Karşı evde annesiyle oturan genç kırk beş elli yaşında görünüyor. Adam etrafına bakmıyor, yere bakarak yürüyor, konuşmaya fırsat vermiyor. Annesi evlenmiyor, diye şikâyet etti. Genç evlât ne yaşamıştı acaba? İkinci neslin hikâyelerini ilgiyle, üzülerek okuyorum. Oğul arabayla uzaklaştığı halde anne pencereden el sallamaya devam ediyor. Oğul evlense eşi belki annesine bakmazdı, kim bilir.
İnsan manzaralarının çoğu yan sokakta sığınmacı yurdunda kalanlar. Okula, işe ve otobüs durağına gidenler. Elinde mobil telefonu olmayan görmedim, eşim buna mobil telefon pandemi diyor.
Annelerin bir eli çocuk arabası sürüyor, diğer elinde mobil telefon var. Babalar daha hür, bir elinde sigara, diğer elinde mobil telefon. Karanlıkta, yağmur altında önüne, çevresine bakmıyor.
Yazan öğretmen olarak merak ediyorum, ailesiyle birlikte yürüyen çocukların geleceği için endişeleniyorum. Sigara kokusundan pencereyi açıp, evi havalandırma saatini iyi ayarlamalıyım.
Sığınmacılar için barınma yurdu açılmadan beş yıl önce, karşımızdaki bina önündeki yeşil alan çevresine tel duvar yapılmıştı. O evde birini ziyaret eden bir genç tel duvarın üstünden atlayarak, geride kalana gözden kaybolana kadar elini sallayarak veda ediyor.
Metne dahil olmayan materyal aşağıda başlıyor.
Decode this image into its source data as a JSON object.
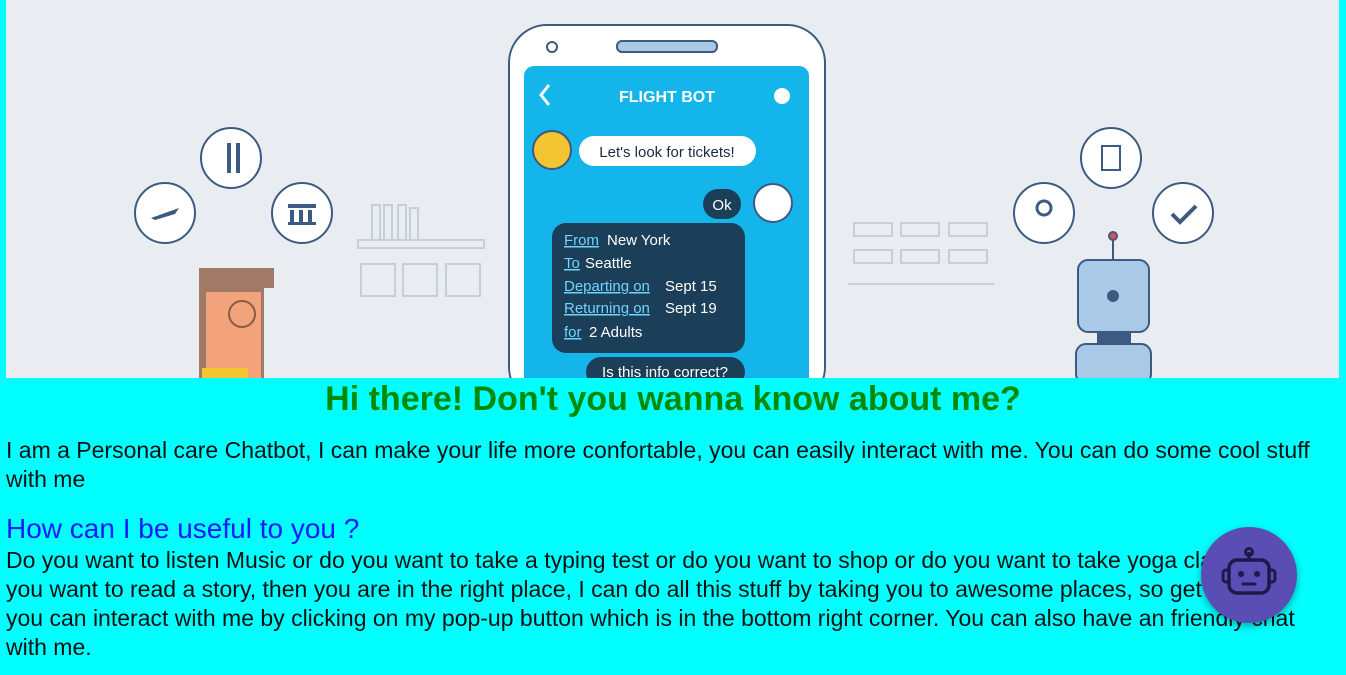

Derin bir aşk hikâyesi olduğu belli.
Çarşaflı görünmez kadınlar eşinin arkasından yürürken, Mustafa Kemal Atatürk’e saygım ve sevgim artıyor. Tarihçi Sinan Meydan bugün Cumhuriyet Gazetesi’nde kadınlara verdiği önemi, reformu anlatan bir ders kitabından bahsetti. O kitabı mutlaka bulup, okumalıyım. Şanslı emeklilerdenim, gözlerim iyi görüyor, okuyabiliyorum.
Elli iki yıldır oturduğum bu evin hikâyesini yeni gelen genç komşulara anlatıyorum. Vefat eden on iki komşudan birini anıyorum. Savaşı yaşamıştı, bir gürültü duysa, gelir zili çalar, Ruslar mı geliyor, diye sorarak korkusunu belli ederdi. İyi ki artık yaşamıyor, savaşa hazırlanan Avrupa/Almanya Rusya korkusunu tekrar yaşardı ve benimle şöyle dua ederdi:
Hayır Duası
Dilerim ki, Tanrım
her fırtınadan sonra bir gökkuşağı,
her gözyaşından sonra bir gülümseme,
her zorluğa karşı bir yardım,
her problem esnasında paylaşacak
bir dost göndersin.
Her ıstırap çeken için güzel bir şarkı,
her dua için bir cevap versin.
Amin
Hoşça kalın!
Kaynak:
Dua, Frischer Segen, Nächste Liebe Weltweit, bağış yapanlara gönderilen teşekkür mektubu.